だが、マカリスターは頭に血が昇ったままだ。
「落ち着けですと!? レイフが逃げたのですぞ! そんなに呑気に構えているわけにはいきません!」
マカリスターは唾まで飛ばして、まくし立てた。そんなマカリスターにゴルバは冷ややかな目を向ける。
「騎士の一人くらい、どうということもありますまい。それに捜索隊は出しています。──それとも、彼に命を狙われているのを恐れているのですか?」
「そんなことはない!」
マカリスターは痛いところを突かれ、声を荒げた。
日頃よりレイフを疎ましく思い、遠ざけてきたマカリスターにしてみれば、レイフが自分に恨みを持っているのではないかと考えるのは当然だった。すでに彼にはレイフという人間の本質が見えておらず、猜疑心ばかりが強くなっているのだ。ゴルバやカシオスの見立て通り、このマカリスターという男は小心者で、威圧すればこちらの言うことを聞いてくれやすいが、逆を言えば、ちょっとしたことで手の平を返す危険性も否めない。
ゴルバは、そんなマカリスターを狼狽えさせないよう、強く睨みを利かせた。その凄味にマカリスターは震え上がる。
「すまない、つい大声を上げてしまって……」
「いや、気にしていません。ですが、この城にいる限りは安心を。この城からはうまく脱出したかも知れませんが、この街から出るのはさらに難しい。捕まるのは時間の問題でしょう」
このとき、ゴルバはもう一つの可能性を考えていたが、それをあえて口にしなかった。
その可能性とは、レイフがドワーフの集落に身を隠すことだった。
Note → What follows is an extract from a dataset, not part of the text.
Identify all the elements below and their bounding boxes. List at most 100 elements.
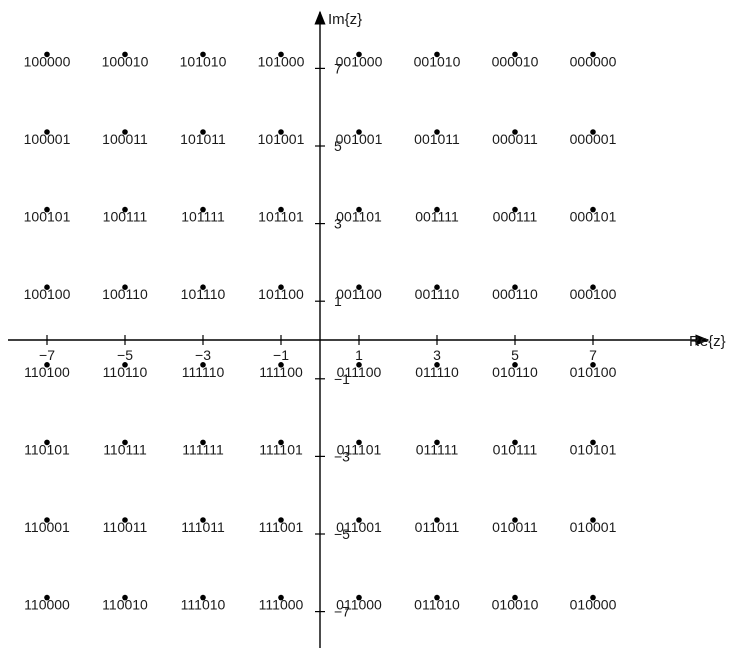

しかし、これはドワーフたちが簡単に見ず知らずの人間を受け入れるのは考えにくかったし、逃げたレイフにしてもノルノイ砦の騎士たちがセルモアの傘下に加わったことを、一刻も早く、王都に知らせたいはずで、潜伏を選択するとは思えなかった。
まさかレイフがウィルを助けたことによってドワーフの集落を訪れ、そこに身を隠しているデイビッドを守ろうと決意していることなど、夢にも思わなかったのは致し方ないところだろう。
ゴルバがマカリスターに落ち着くようワインを注いでいると、執務室のドアがノックされた。
「誰だ?」
「オレだ」
その声は、ゴルバにとって懐かしいものだった。まさか、と立ち上がる。
ドアが開かれ、入ってきたのは、二年前に戻ってきてから、ずっと地下室に閉じこもっていたゴルバの弟シュナイトだった。